Je tombe. Le ciel ne veut pas de moi.

Je vole. La terre refuse mes pas.

Je suis suspendu entre deux eaux.

Le feu qui me dévore est la cause de ma mort.

 

Pourtant je suis encore en vie. Mes mains me montrent que le temps passe. Elles me servent à enfouir mon visage. Ces mains parjures qui sont la cause de tout.

Mes yeux sont les premiers à avoir fauté. Ce sont eux qui m'ont montré l'ignoble fatalité dont je suis et la victime, et le bourreau. J'étais pur avant. Avant, je n'avais commis aucune faute. La première a rattrapé le temps perdu.

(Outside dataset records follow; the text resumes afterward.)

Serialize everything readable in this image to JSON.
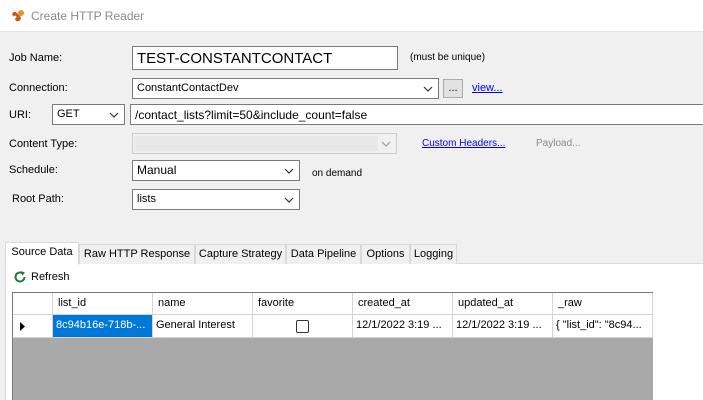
{
  "window": {
    "title": "Create HTTP Reader"
  },
  "form": {
    "job_name_label": "Job Name:",
    "job_name_value": "TEST-CONSTANTCONTACT",
    "job_name_hint": "(must be unique)",
    "connection_label": "Connection:",
    "connection_value": "ConstantContactDev",
    "browse_label": "...",
    "view_link": "view...",
    "uri_label": "URI:",
    "method_value": "GET",
    "uri_value": "/contact_lists?limit=50&include_count=false",
    "content_type_label": "Content Type:",
    "content_type_value": "",
    "custom_headers_link": "Custom Headers...",
    "payload_label": "Payload...",
    "schedule_label": "Schedule:",
    "schedule_value": "Manual",
    "schedule_hint": "on demand",
    "root_path_label": "Root Path:",
    "root_path_value": "lists"
  },
  "tabs": [
    "Source Data",
    "Raw HTTP Response",
    "Capture Strategy",
    "Data Pipeline",
    "Options",
    "Logging"
  ],
  "active_tab": "Source Data",
  "toolbar": {
    "refresh_label": "Refresh"
  },
  "grid": {
    "columns": [
      "list_id",
      "name",
      "favorite",
      "created_at",
      "updated_at",
      "_raw"
    ],
    "rows": [
      {
        "list_id": "8c94b16e-718b-...",
        "name": "General Interest",
        "favorite": false,
        "created_at": "12/1/2022 3:19 ...",
        "updated_at": "12/1/2022 3:19 ...",
        "_raw": "{  \"list_id\": \"8c94..."
      }
    ]
  },
  "colors": {
    "selection": "#0078d7",
    "link": "#0000ee",
    "grid_background": "#a9a9a9",
    "refresh_icon": "#1e7b34"
  },
  "icons": [
    "app-icon",
    "dropdown-arrow-icon",
    "refresh-icon",
    "row-pointer-icon"
  ]
}
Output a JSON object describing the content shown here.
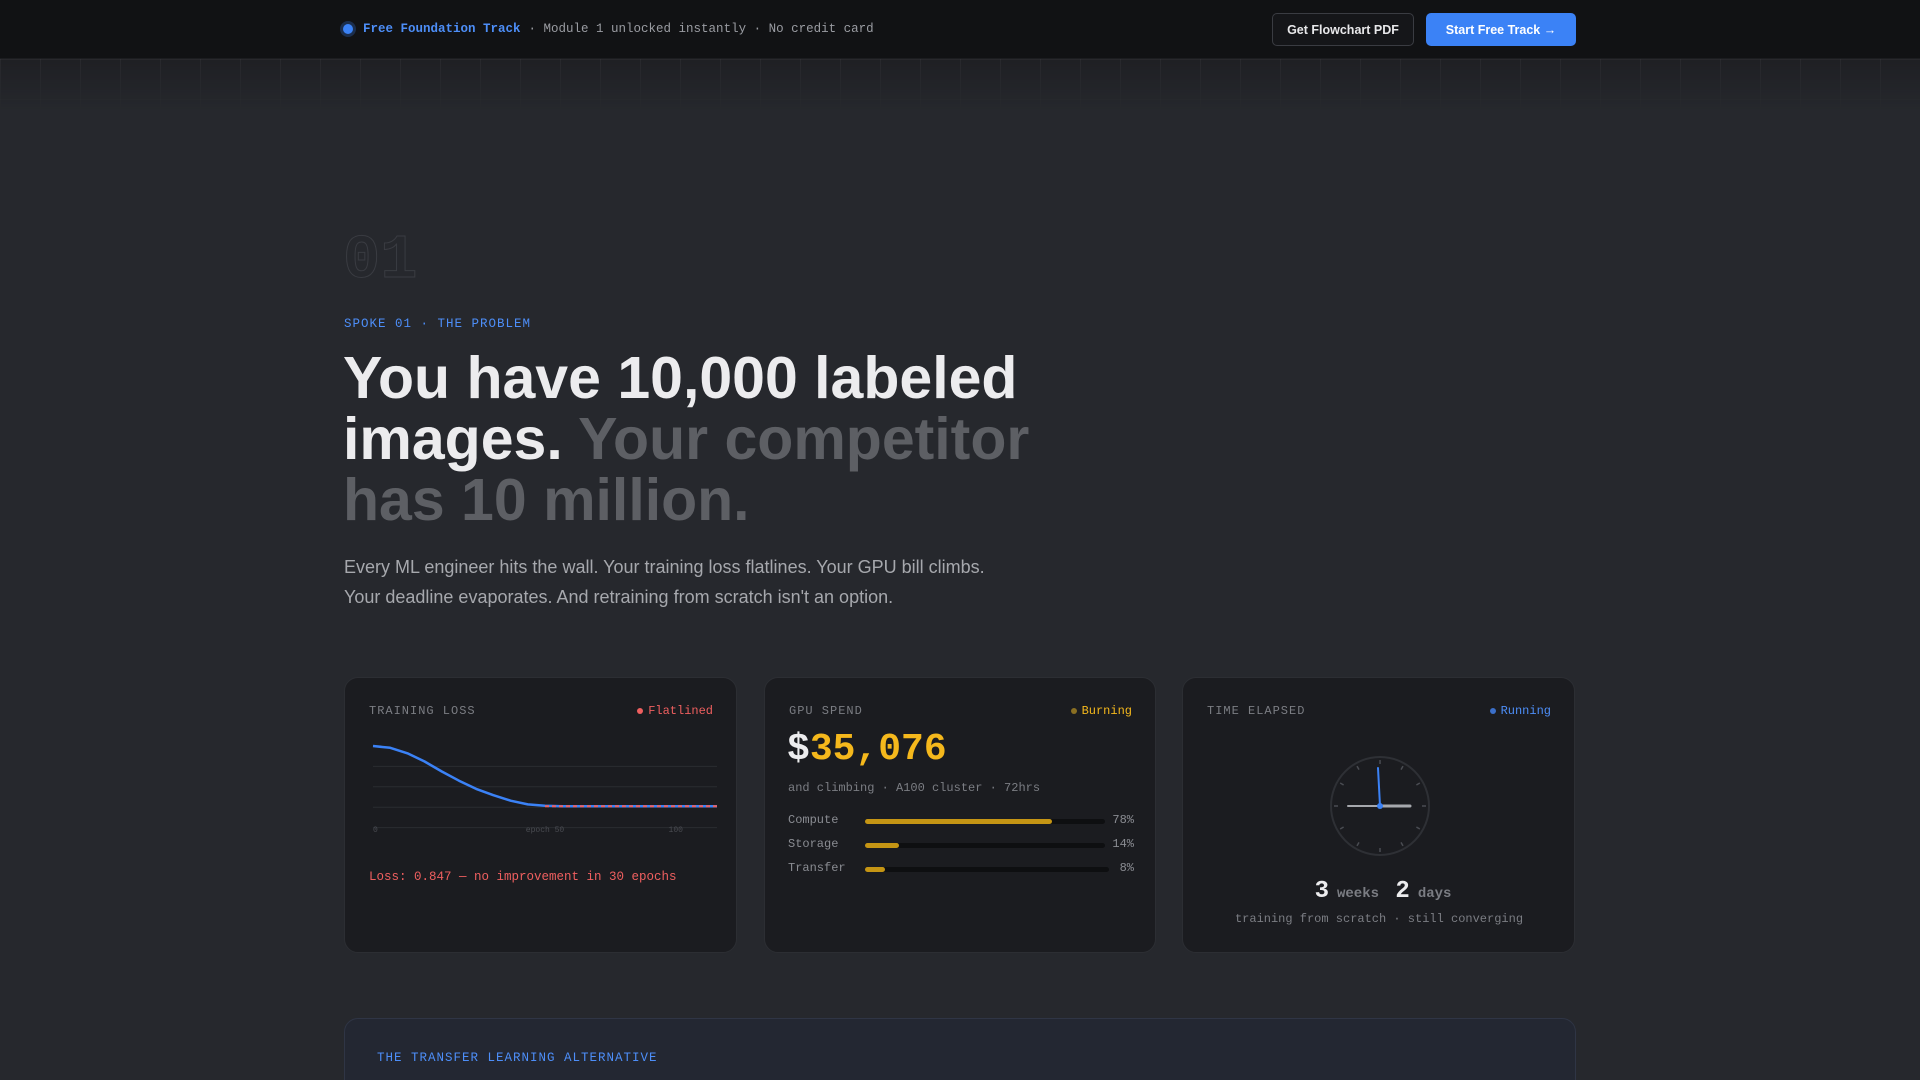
{
  "topbar": {
    "track_name": "Free Foundation Track",
    "track_meta": "· Module 1 unlocked instantly · No credit card",
    "pdf_button": "Get Flowchart PDF",
    "start_button": "Start Free Track →"
  },
  "hero": {
    "number": "01",
    "eyebrow": "SPOKE 01 · THE PROBLEM",
    "headline_main": "You have 10,000 labeled images.",
    "headline_muted": "Your competitor has 10 million.",
    "subtitle_line1": "Every ML engineer hits the wall. Your training loss flatlines. Your GPU bill climbs.",
    "subtitle_line2": "Your deadline evaporates. And retraining from scratch isn't an option."
  },
  "cards": {
    "loss": {
      "title": "TRAINING LOSS",
      "status": "Flatlined",
      "status_color": "#ef5f5f",
      "note": "Loss: 0.847 — no improvement in 30 epochs"
    },
    "gpu": {
      "title": "GPU SPEND",
      "status": "Burning",
      "status_color": "#f5b81c",
      "currency": "$",
      "amount": "35,076",
      "subtitle": "and climbing · A100 cluster · 72hrs",
      "bars": [
        {
          "label": "Compute",
          "value": 78,
          "pct": "78%"
        },
        {
          "label": "Storage",
          "value": 14,
          "pct": "14%"
        },
        {
          "label": "Transfer",
          "value": 8,
          "pct": "8%"
        }
      ]
    },
    "time": {
      "title": "TIME ELAPSED",
      "status": "Running",
      "status_color": "#4d8ef8",
      "weeks": "3",
      "weeks_label": "weeks",
      "days": "2",
      "days_label": "days",
      "subtitle": "training from scratch · still converging"
    }
  },
  "chart_data": {
    "type": "line",
    "title": "TRAINING LOSS",
    "x_ticks": [
      "0",
      "epoch 50",
      "100"
    ],
    "series": [
      {
        "x": [
          0,
          5,
          10,
          15,
          20,
          25,
          30,
          35,
          40,
          45,
          50,
          55,
          60,
          70,
          80,
          90,
          100
        ],
        "y": [
          1.0,
          0.98,
          0.92,
          0.83,
          0.72,
          0.62,
          0.53,
          0.46,
          0.4,
          0.36,
          0.345,
          0.34,
          0.34,
          0.34,
          0.34,
          0.34,
          0.34
        ]
      }
    ],
    "plateau_from": 50,
    "grid": true
  },
  "alternative": {
    "title": "THE TRANSFER LEARNING ALTERNATIVE"
  },
  "colors": {
    "accent": "#3b82f6",
    "warning": "#f5b81c",
    "danger": "#ef5f5f"
  }
}
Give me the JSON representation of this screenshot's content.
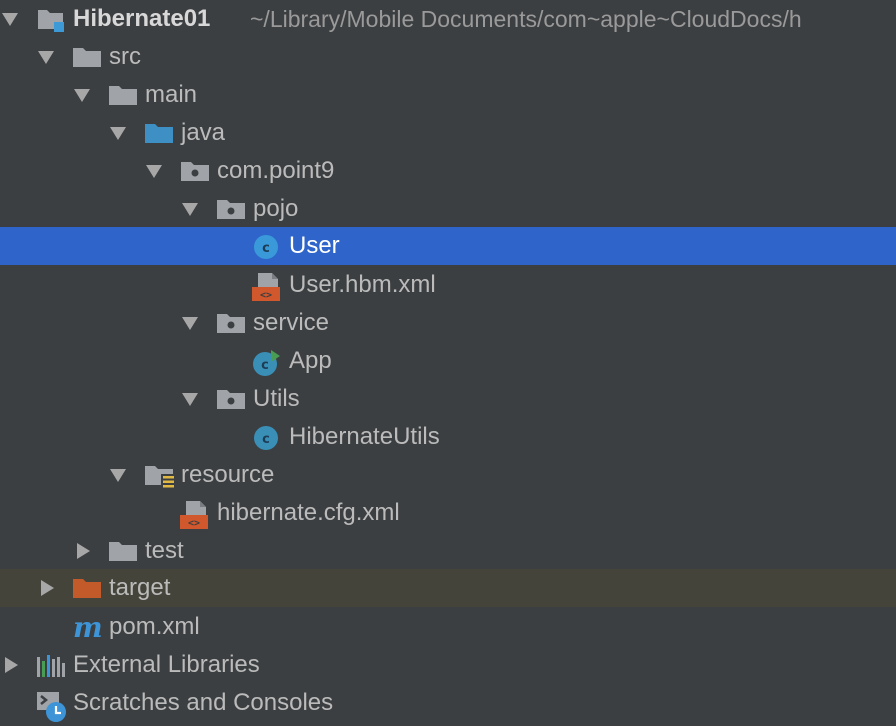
{
  "project": {
    "name": "Hibernate01",
    "path": "~/Library/Mobile Documents/com~apple~CloudDocs/h"
  },
  "nodes": {
    "src": "src",
    "main": "main",
    "java": "java",
    "com_point9": "com.point9",
    "pojo": "pojo",
    "user": "User",
    "user_hbm": "User.hbm.xml",
    "service": "service",
    "app": "App",
    "utils": "Utils",
    "hibernate_utils": "HibernateUtils",
    "resource": "resource",
    "hibernate_cfg": "hibernate.cfg.xml",
    "test": "test",
    "target": "target",
    "pom": "pom.xml",
    "external_libraries": "External Libraries",
    "scratches": "Scratches and Consoles"
  },
  "icons": {
    "folder": "folder-icon",
    "package": "package-icon",
    "source_root": "source-root-folder-icon",
    "resource_root": "resource-root-folder-icon",
    "excluded": "excluded-folder-icon",
    "class": "java-class-icon",
    "runnable": "runnable-class-icon",
    "xml": "xml-file-icon",
    "maven": "maven-pom-icon",
    "libraries": "libraries-icon",
    "scratches": "scratches-icon"
  },
  "colors": {
    "background": "#3c3f41",
    "selection": "#2f65ca",
    "excluded_row": "#45443a",
    "folder": "#a0a4a8",
    "source_folder": "#3d8fc4",
    "excluded_folder": "#c25b29",
    "class_icon": "#3a8fb7",
    "xml_icon": "#d1572c",
    "maven": "#3d94d6"
  }
}
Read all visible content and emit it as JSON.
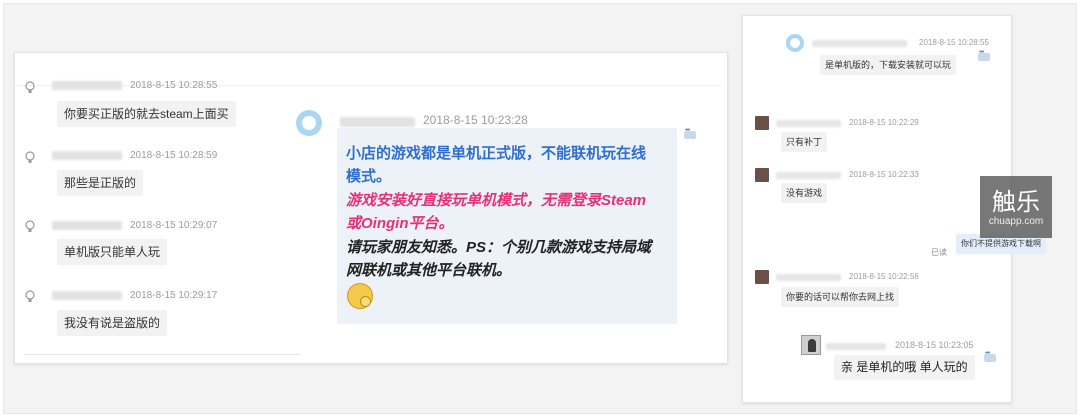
{
  "left_chat": {
    "messages": [
      {
        "time": "2018-8-15 10:28:55",
        "text": "你要买正版的就去steam上面买"
      },
      {
        "time": "2018-8-15 10:28:59",
        "text": "那些是正版的"
      },
      {
        "time": "2018-8-15 10:29:07",
        "text": "单机版只能单人玩"
      },
      {
        "time": "2018-8-15 10:29:17",
        "text": "我没有说是盗版的"
      }
    ]
  },
  "center_message": {
    "time": "2018-8-15 10:23:28",
    "lines": [
      "小店的游戏都是单机正式版，不能联机玩在线",
      "模式。",
      "游戏安装好直接玩单机模式，无需登录Steam",
      "或Oingin平台。",
      "请玩家朋友知悉。PS：个别几款游戏支持局域",
      "网联机或其他平台联机。"
    ],
    "emoji": "thinking-face-emoji",
    "colors": {
      "blue": "#2e6fd0",
      "pink": "#e6317a",
      "black": "#222222"
    }
  },
  "right_chat": {
    "messages": [
      {
        "time": "2018-8-15 10:28:55",
        "text": "是单机版的，下载安装就可以玩"
      },
      {
        "time": "2018-8-15 10:22:29",
        "text": "只有补丁"
      },
      {
        "time": "2018-8-15 10:22:33",
        "text": "没有游戏"
      },
      {
        "status": "已读",
        "text": "你们不提供游戏下载啊"
      },
      {
        "time": "2018-8-15 10:22:56",
        "text": "你要的话可以帮你去网上找"
      },
      {
        "time": "2018-8-15 10:23:05",
        "text": "亲 是单机的哦 单人玩的"
      }
    ]
  },
  "watermark": {
    "main": "触乐",
    "sub": "chuapp.com"
  }
}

J'étais seul sur la terre que je foulais de mes pas. Je n'avais jamais désiré, jamais convoité. Mon univers était ma source de joie, mon avenir était la fierté de mon sang. L'amour parental, comblé par tant d'éloges sur mon nom et le leur, ne pensaient qu'à moi, et à l'honneur que j'allais apporter à notre demeure. J'avais à ma porte les meilleurs précepteurs, les plus grands penseurs, et tous voyaient en moi un futur roi. Toutes les voies m'étaient ouvertes. J'avais pour seule limite l'horizon, que je me plaisais à regarder durant des heures, y cherchant le signe de ma prochaine félicité.

Les yeux posés sur la ligne où le soleil naît et part, j'écoutais ce qui était la vie : Les vertus, l'honneur, la beauté, l'équité étaient mes compagnes durant le jour. La nuit venue, Vénus, Altaïr, Véga étaient mes suivantes.

Un jour, je pris ma décision : j'allais devenir Astronome. Tous se réjouirent autour de moi, c'était une grande décision, un honneur d'avoir la fierté de la famille se dédier aux choses du ciel. Les sages y virent un profond désintéressement dans les choses matérielles. Ceci fît de moi un être encore plus pur.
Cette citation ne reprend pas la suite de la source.